Dans un arrêt du 19 avril 2023, la chambre sociale de la Cour de cassation a eu l'occasion de se prononcer sur une enquête interne menée par l'employeur avant de notifier un avertissement à une salariée.

Dans cette affaire, les juges du fond ont constaté que l’employeur, qui reprochait à l’intéressée son refus de l'autorité, son comportement jugé agressif et le dénigrement de l'association, a produit trois courriers dénonçant ces agissements. Mais ils ont retenu que la salariée, qui avait été entendue avant d'autres membres du personnel, n'avait pas été interrogée sur les reproches qui lui étaient faits dans l'avertissement, et n'avait donc pas pu s'exprimer sur ce point. Ils ont ajouté que la rédaction du rapport d'enquête ne permettait pas de savoir quelles questions avaient été posées par la commission d'enquête et de quelle manière elles l'avaient été. Ils en ont conclu qu'il n'était pas établi que l'enquête ayant débouché sur l'avertissement avait été menée de manière équilibrée et contradictoire, ni que les faits généraux et imprécis dénoncés pouvaient valablement fonder l'avertissement. 

En jugeant ainsi, la cour d’appel a fait peser intégralement la charge de la preuve de la faute sur l’employeur et imposé de fortes contraintes procédurales au déroulement d’une enquête interne menée aux fins d’établir une faute du salarié.
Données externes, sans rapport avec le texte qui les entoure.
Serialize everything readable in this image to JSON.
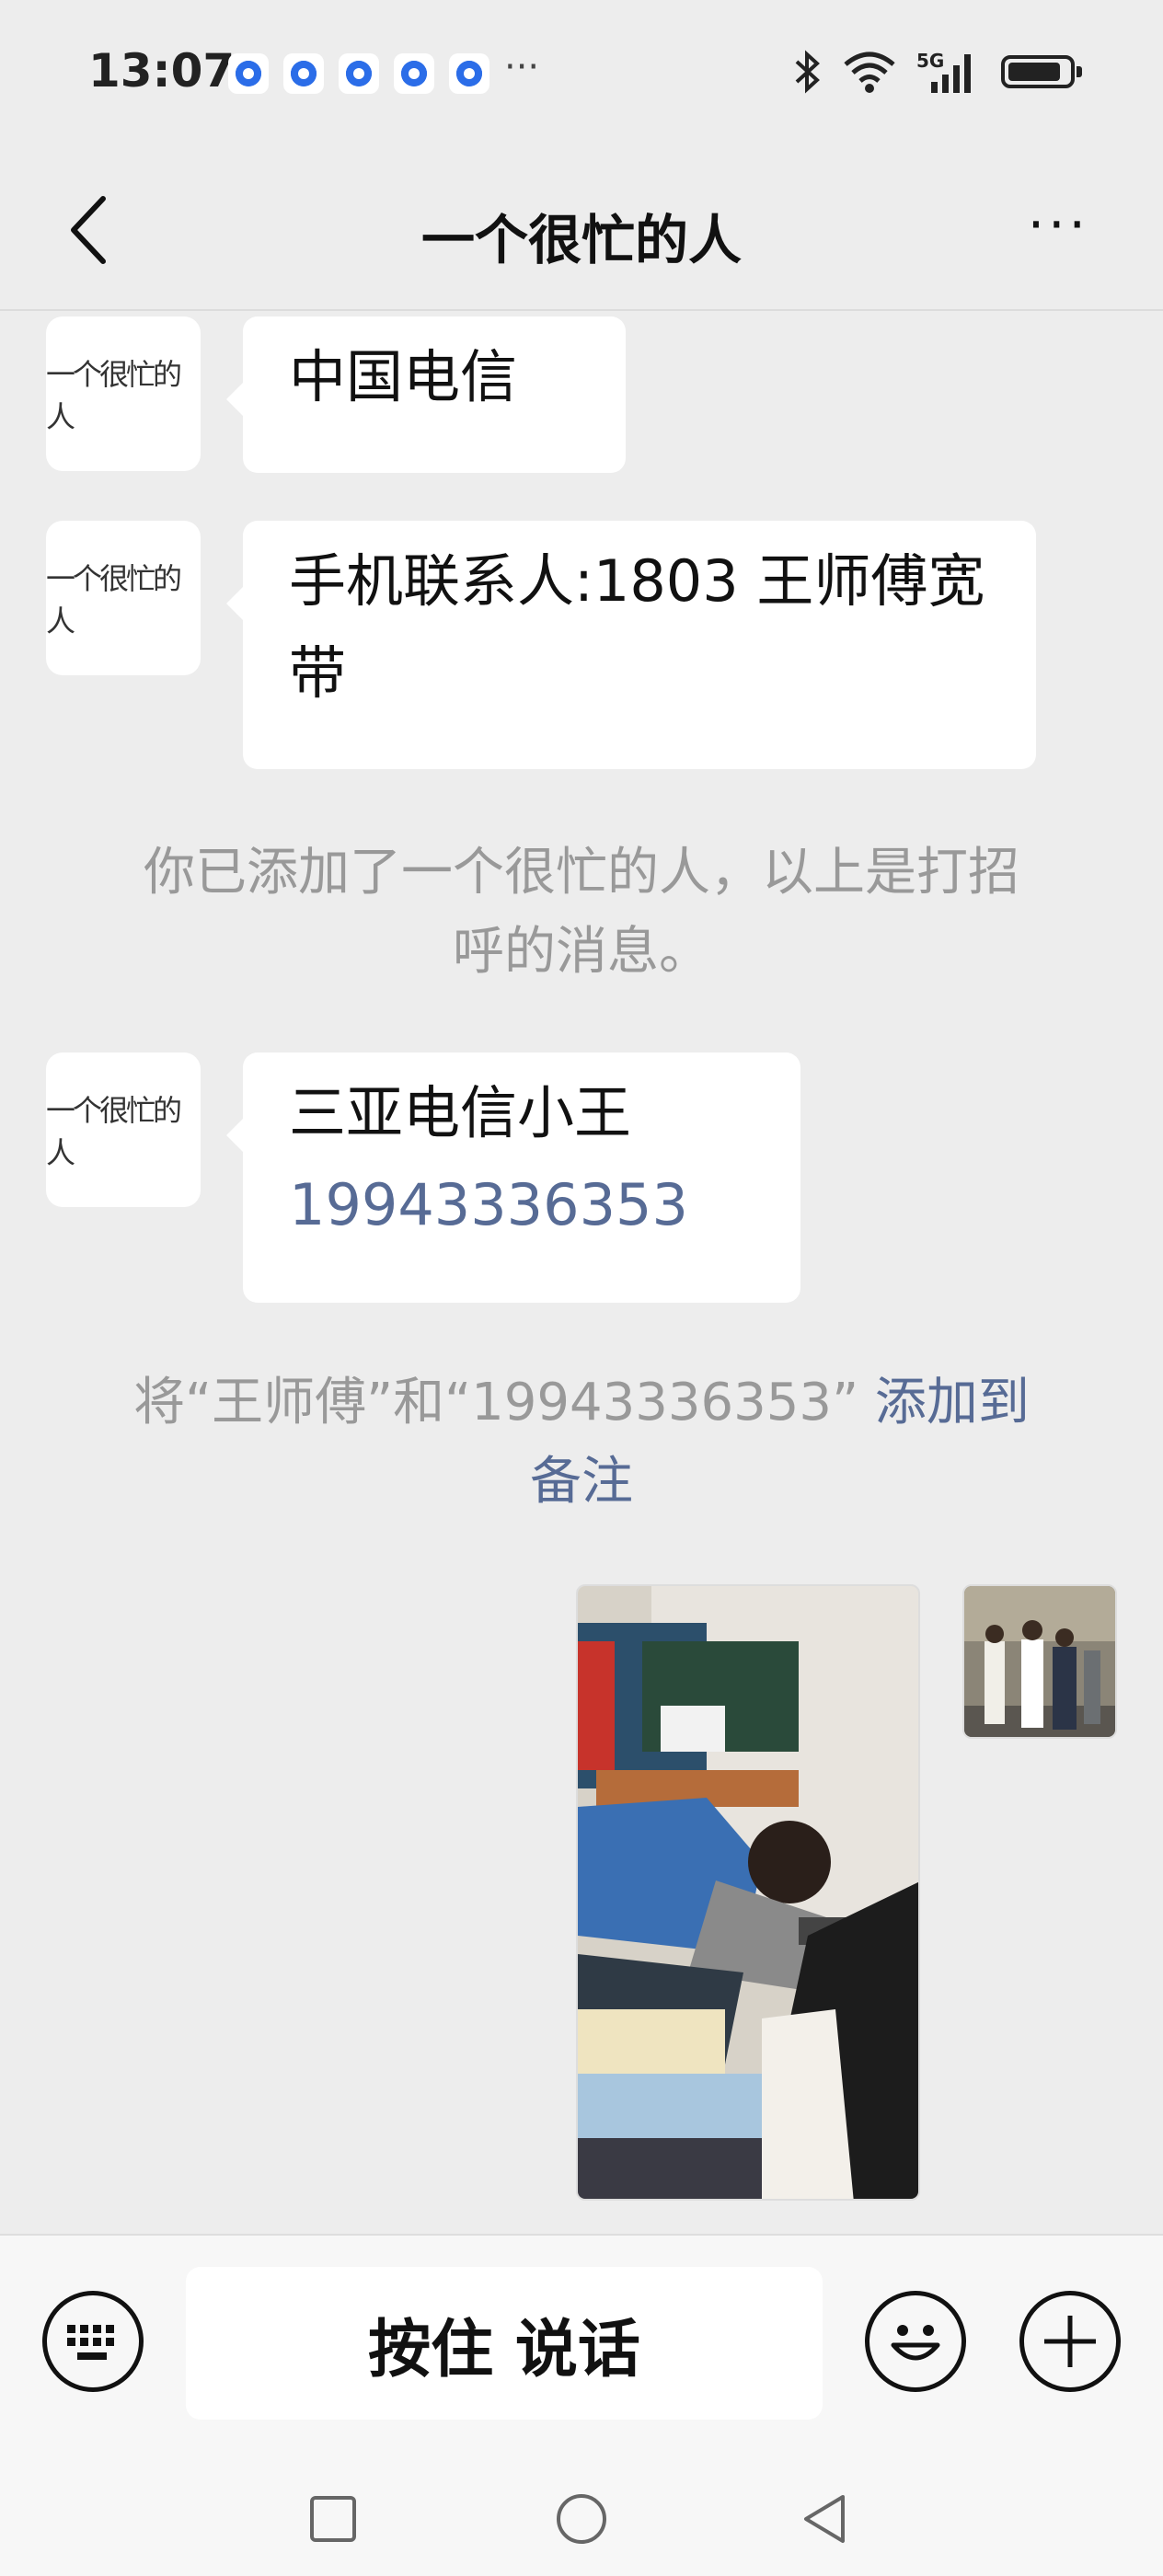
{
  "status_bar": {
    "time": "13:07",
    "more": "···",
    "icons": [
      "bluetooth-icon",
      "wifi-icon",
      "5g-signal-icon",
      "battery-icon"
    ]
  },
  "header": {
    "title": "一个很忙的人",
    "back_icon": "chevron-left-icon",
    "more": "···"
  },
  "avatar_text": "一个很忙的人",
  "messages": [
    {
      "text": "中国电信"
    },
    {
      "text": "手机联系人:1803 王师傅宽带"
    },
    {
      "system": "你已添加了一个很忙的人，以上是打招呼的消息。"
    },
    {
      "line1": "三亚电信小王",
      "link": "19943336353"
    },
    {
      "system_prefix": "将“王师傅”和“19943336353”",
      "system_link": "添加到备注"
    }
  ],
  "input_bar": {
    "hold_to_talk": "按住 说话",
    "keyboard_icon": "keyboard-icon",
    "emoji_icon": "emoji-icon",
    "plus_icon": "plus-circle-icon"
  },
  "nav": [
    "square-icon",
    "circle-icon",
    "back-triangle-icon"
  ],
  "colors": {
    "link": "#576b95",
    "background": "#ededed",
    "notification": "#2b6de8"
  }
}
La Cour de cassation censure cette décision et rappelle les termes de l'article L 1333-1 du Code du travail : en cas de litige, le conseil de prud'hommes apprécie la régularité de la procédure suivie et si les faits reprochés au salarié sont de nature à justifier une sanction. L'employeur fournit au conseil de prud'hommes les éléments retenus pour prendre la sanction. Au vu de ces éléments et de ceux qui sont fournis par le salarié à l'appui de ses allégations, le conseil de prud'hommes forme sa conviction après avoir ordonné, en cas de besoin, toutes les mesures d'instruction qu'il estime utiles. Si un doute subsiste, il profite au salarié.  
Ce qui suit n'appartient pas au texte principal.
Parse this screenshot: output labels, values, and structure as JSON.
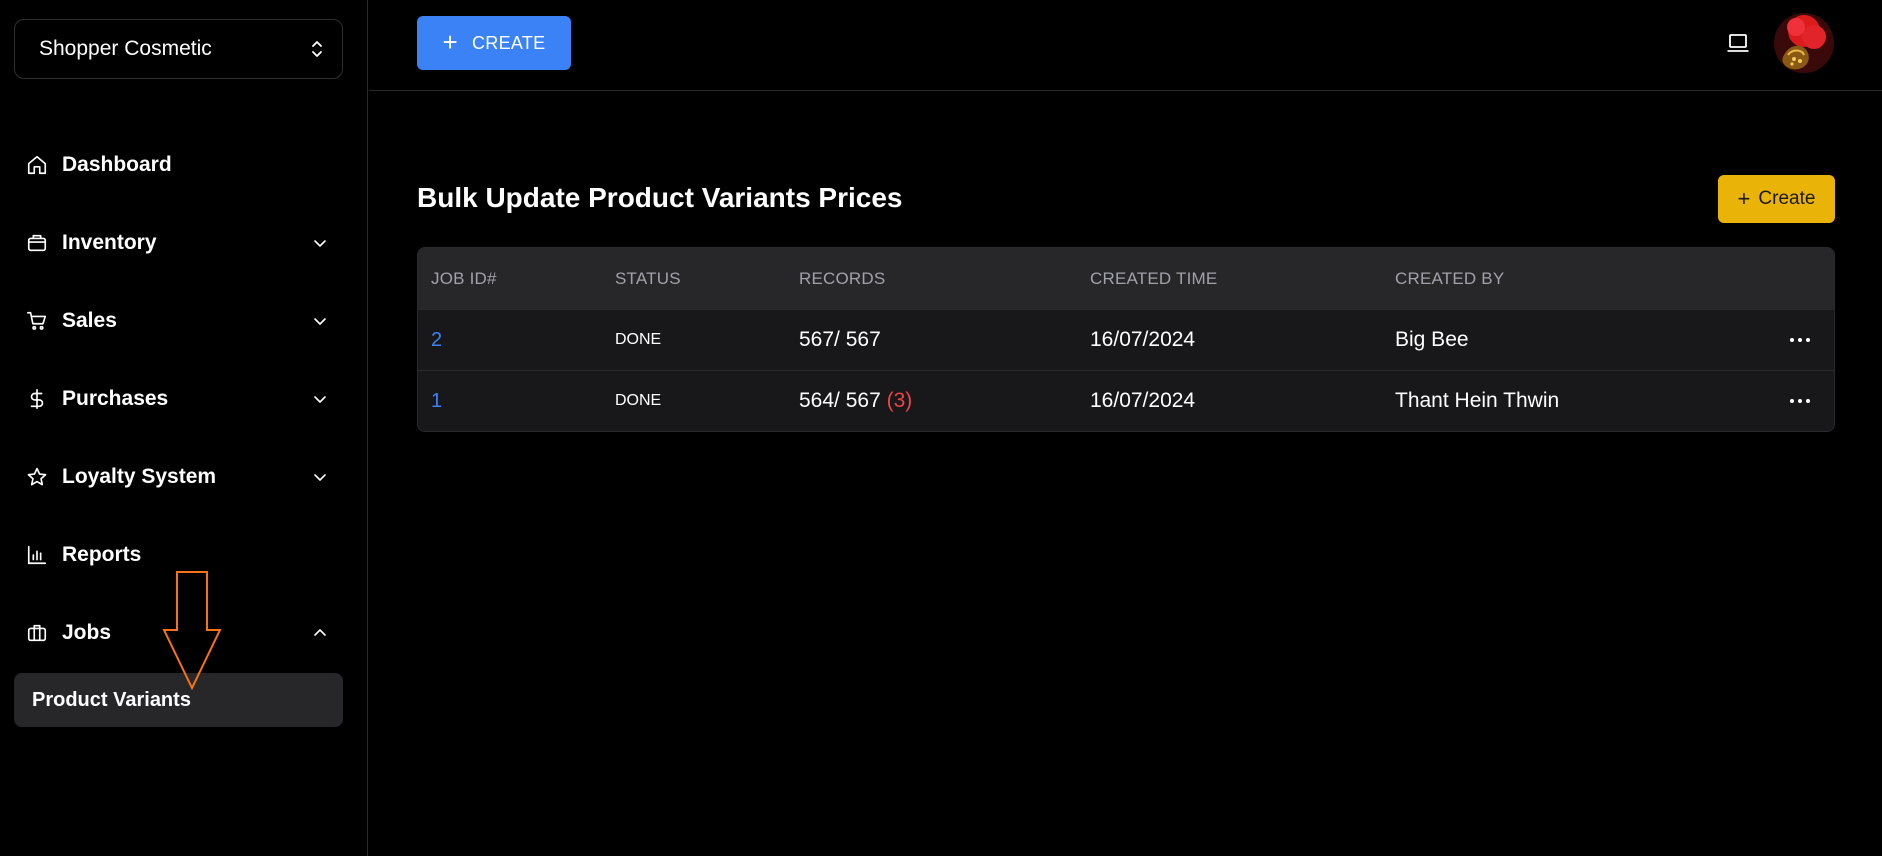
{
  "sidebar": {
    "shop_name": "Shopper Cosmetic",
    "items": [
      {
        "label": "Dashboard",
        "icon": "home-icon",
        "expandable": false
      },
      {
        "label": "Inventory",
        "icon": "package-icon",
        "expandable": true
      },
      {
        "label": "Sales",
        "icon": "cart-icon",
        "expandable": true
      },
      {
        "label": "Purchases",
        "icon": "dollar-icon",
        "expandable": true
      },
      {
        "label": "Loyalty System",
        "icon": "star-icon",
        "expandable": true
      },
      {
        "label": "Reports",
        "icon": "bar-chart-icon",
        "expandable": false
      },
      {
        "label": "Jobs",
        "icon": "briefcase-icon",
        "expandable": true,
        "expanded": true
      }
    ],
    "sub_item": "Product Variants"
  },
  "topbar": {
    "create_label": "CREATE"
  },
  "main": {
    "title": "Bulk Update Product Variants Prices",
    "create_label": "Create",
    "table": {
      "headers": [
        "JOB ID#",
        "STATUS",
        "RECORDS",
        "CREATED TIME",
        "CREATED BY"
      ],
      "rows": [
        {
          "id": "2",
          "status": "DONE",
          "records": "567/ 567",
          "failed": "",
          "created_time": "16/07/2024",
          "created_by": "Big Bee"
        },
        {
          "id": "1",
          "status": "DONE",
          "records": "564/ 567",
          "failed": "(3)",
          "created_time": "16/07/2024",
          "created_by": "Thant Hein Thwin"
        }
      ]
    }
  },
  "colors": {
    "primary": "#3b82f6",
    "warning": "#eab308",
    "danger": "#ef4444",
    "annotation": "#f97316"
  }
}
La Cour ajoute qu'en conséquence, le respect des droits de la défense et du principe de la contradiction n'impose pas que, dans le cadre d'une enquête interne destinée à vérifier la véracité des agissements dénoncés par d'autres salariés, la salariée soit entendue sur les griefs susceptibles de lui être ultérieurement reprochés ni que le rapport d'enquête précise le contenu et la formulation des questions posées aux autres salariés, dès lors que les éléments dont l'employeur dispose pour fonder sa décision peuvent, le cas échéant, être ultérieurement discutés devant les juridictions de jugement. En outre, l’employeur avait produit d’autres éléments de preuve que ce rapport d’enquête, et la cour d’appel aurait dû apprécier la valeur probante de l'ensemble des éléments produits.
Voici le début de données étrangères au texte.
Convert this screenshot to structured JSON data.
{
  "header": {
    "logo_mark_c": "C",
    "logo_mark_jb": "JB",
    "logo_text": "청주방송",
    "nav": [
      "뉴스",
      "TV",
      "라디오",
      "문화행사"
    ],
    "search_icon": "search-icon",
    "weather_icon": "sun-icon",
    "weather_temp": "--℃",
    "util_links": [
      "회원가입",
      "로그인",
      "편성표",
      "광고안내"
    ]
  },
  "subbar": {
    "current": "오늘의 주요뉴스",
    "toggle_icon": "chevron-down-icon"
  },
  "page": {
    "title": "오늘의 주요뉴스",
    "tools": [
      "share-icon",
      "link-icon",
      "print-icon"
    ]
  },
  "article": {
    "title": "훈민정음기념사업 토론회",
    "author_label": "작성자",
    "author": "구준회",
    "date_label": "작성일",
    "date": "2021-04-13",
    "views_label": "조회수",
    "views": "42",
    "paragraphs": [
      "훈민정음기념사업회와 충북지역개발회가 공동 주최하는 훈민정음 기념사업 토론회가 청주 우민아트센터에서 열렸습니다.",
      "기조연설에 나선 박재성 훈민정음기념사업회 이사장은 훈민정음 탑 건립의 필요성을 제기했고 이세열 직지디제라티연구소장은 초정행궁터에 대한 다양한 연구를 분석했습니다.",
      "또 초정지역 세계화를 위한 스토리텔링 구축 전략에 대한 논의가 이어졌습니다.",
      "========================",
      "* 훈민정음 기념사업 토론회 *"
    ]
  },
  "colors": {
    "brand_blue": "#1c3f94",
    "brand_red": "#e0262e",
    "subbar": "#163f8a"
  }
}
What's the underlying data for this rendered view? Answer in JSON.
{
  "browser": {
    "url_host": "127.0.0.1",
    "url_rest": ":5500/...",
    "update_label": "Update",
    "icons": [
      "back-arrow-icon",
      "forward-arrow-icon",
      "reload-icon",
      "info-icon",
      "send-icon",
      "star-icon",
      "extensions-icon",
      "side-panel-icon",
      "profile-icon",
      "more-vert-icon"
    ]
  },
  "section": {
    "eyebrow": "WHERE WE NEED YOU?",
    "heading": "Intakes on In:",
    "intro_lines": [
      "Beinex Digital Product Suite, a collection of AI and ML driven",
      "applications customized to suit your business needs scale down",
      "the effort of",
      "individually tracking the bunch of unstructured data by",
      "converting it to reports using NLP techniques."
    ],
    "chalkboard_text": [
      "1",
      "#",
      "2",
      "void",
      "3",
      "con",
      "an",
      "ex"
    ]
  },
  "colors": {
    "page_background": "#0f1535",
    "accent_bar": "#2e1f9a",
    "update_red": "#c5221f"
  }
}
Précisons que la convention collective exige parfois certaines garanties procédurales en matière disciplinaire, qui s'imposent alors à l'employeur.

A noter :

La Haute Juridiction a déjà eu l'occasion de dire qu'une mesure d'enquête interne effectuée dans l'entreprise sans information préalable du salarié, à la suite de la dénonciation de faits de harcèlement, ne constitue pas en soi un moyen de preuve clandestin et à ce titre déloyal, compte tenu du pouvoir de surveillance et de contrôle dont dispose l'employeur (Cass.soc. 17-3-2021 n° 18-25.597 FS-PI). Par ailleurs, le seul fait qu'une enquête ait été diligentée par un directeur des ressources humaines, sans concours des élus du personnel, ne dispense pas le juge d'en apprécier les mérites et d'examiner les éléments probants obtenus par ce moyen (Cass. soc. 1-6-2022 n° 20-22.058 F-D).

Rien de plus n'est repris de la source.